The Post

OECD tax targeting a good start

-

MANY of the world’s largest and most profitable companies pay extremely low rates of tax, here in New Zealand and anywhere.

This is an egregious and upside-down fact, but no-one would bother to deny it.

By setting up headquarte­rs in obscure locations, by shuffling profits back and forth between countries, by carefully using tax treaties and interest deductions and all the other arcana of tax regulation, companies like Google and Apple save billions of dollars.

This is why the OECD’s new work on ‘‘base erosion and profit shifting’’, as the jargon goes, is very welcome, even if it is only the start of what is needed.

The organisati­on wants its member countries to make changes in 15 areas of tax policy and confidentl­y predicts that it will reap so much missing corporate tax that rates across the board will be able to fall.

The Government says it will take the ideas seriously, but hasn’t committed to any of them yet. Finance Minister Bill English does accept that ‘‘double nontaxatio­n’’ – where companies don’t pay tax either at home or wherever they do business – is a problem.

In fact, it is the heart of the issue. Take Facebook, which turned over US$12.5 billion around the world last year, and apparently $1.2m in New Zealand. It reported a loss here and paid just $43,000 in tax, a mouse of a tax bill.
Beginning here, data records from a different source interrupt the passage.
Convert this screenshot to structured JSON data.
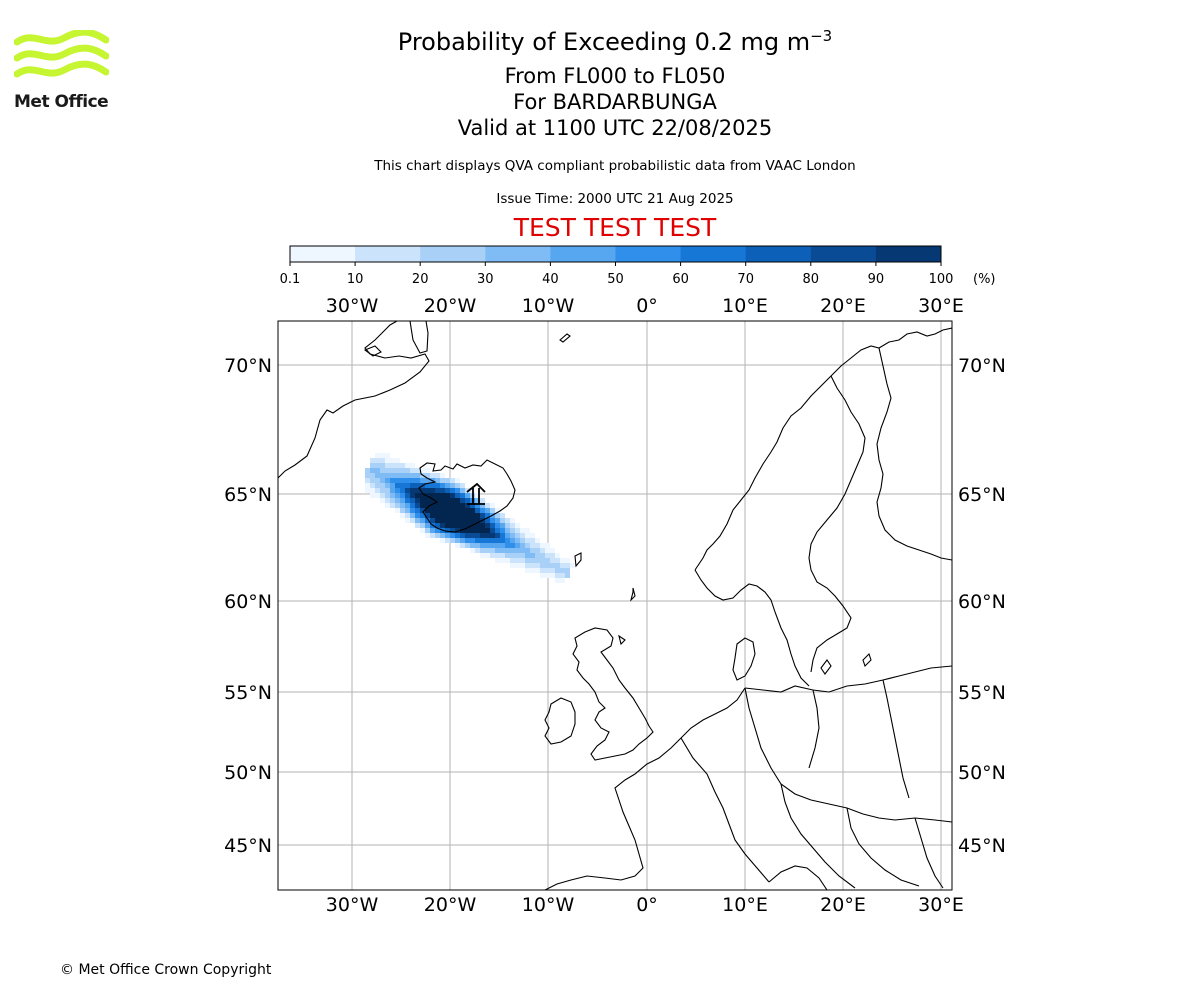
{
  "header": {
    "title_main": "Probability of Exceeding 0.2 mg m",
    "title_exponent": "−3",
    "line1": "From FL000 to FL050",
    "line2": "For BARDARBUNGA",
    "line3": "Valid at 1100 UTC 22/08/2025",
    "note1": "This chart displays QVA compliant probabilistic data from VAAC London",
    "note2": "Issue Time: 2000 UTC 21 Aug 2025",
    "test_banner": "TEST TEST TEST"
  },
  "logo": {
    "text": "Met Office",
    "color": "#c6f532"
  },
  "colorbar": {
    "ticks": [
      "0.1",
      "10",
      "20",
      "30",
      "40",
      "50",
      "60",
      "70",
      "80",
      "90",
      "100"
    ],
    "unit": "(%)",
    "colors": [
      "#eef6ff",
      "#cbe3fb",
      "#a9d1f8",
      "#7fbcf5",
      "#56a6f0",
      "#2f8fea",
      "#1677d6",
      "#0d60b8",
      "#094b94",
      "#063873",
      "#032650"
    ]
  },
  "map": {
    "lon_labels": [
      "30°W",
      "20°W",
      "10°W",
      "0°",
      "10°E",
      "20°E",
      "30°E"
    ],
    "lat_labels": [
      "70°N",
      "65°N",
      "60°N",
      "55°N",
      "50°N",
      "45°N"
    ],
    "volcano": "BARDARBUNGA"
  },
  "footer": {
    "copyright": "© Met Office Crown Copyright"
  }
}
These figures seem very unlikely to reflect the tech giant’s real role here. Its $1.2m income did not come from its New Zealand sales, but in the form of a payment from Facebook Ireland. (Not coincident­ally, Ireland is famous for its very low company tax rate and sweetheart deals for multinatio­nals.)

$1.2m equates to about 50 cents per New Zealand user – much lower than Facebook’s average global user. So the company very likely moves much of the profit it makes in this country to somewhere less taxing.

In response to such practices, the OECD wants to make large companies provide country-by-country details of where they really make their money, so tax officials can see what is being shuffled around.

It also wants to tighten the rules around ‘‘transfer pricing’’, the regime meant to moderate how companies move profits between subsidiari­es.

Both are useful, but even better would be to treat such companies as single entities, tax them as such, and then divide the receipts among different countries where they operate. A similar system holds within the United States.

Of course, the challenges are endless, from tax havens that don’t sign up, to the race to the bottom over company tax rates everywhere. There won’t be a total fix, but there must be improvemen­t. The internatio­nal tax system is plainly full of holes. The OECD plan looks like a start to patching some of them up.

Ordinary people – wage-earners and small businesspe­ople, people who never consider setting up a subsidiary in Bermuda – are rightly outraged that corporate icons can pay so little.

It’s ‘‘called capitalism’’, Google boss Eric Schmidt famously said of his company’s baroque tax arrangemen­ts. No, it’s not – nothing in a market economy requires free passes for the biggest fish. It’s called an outrage.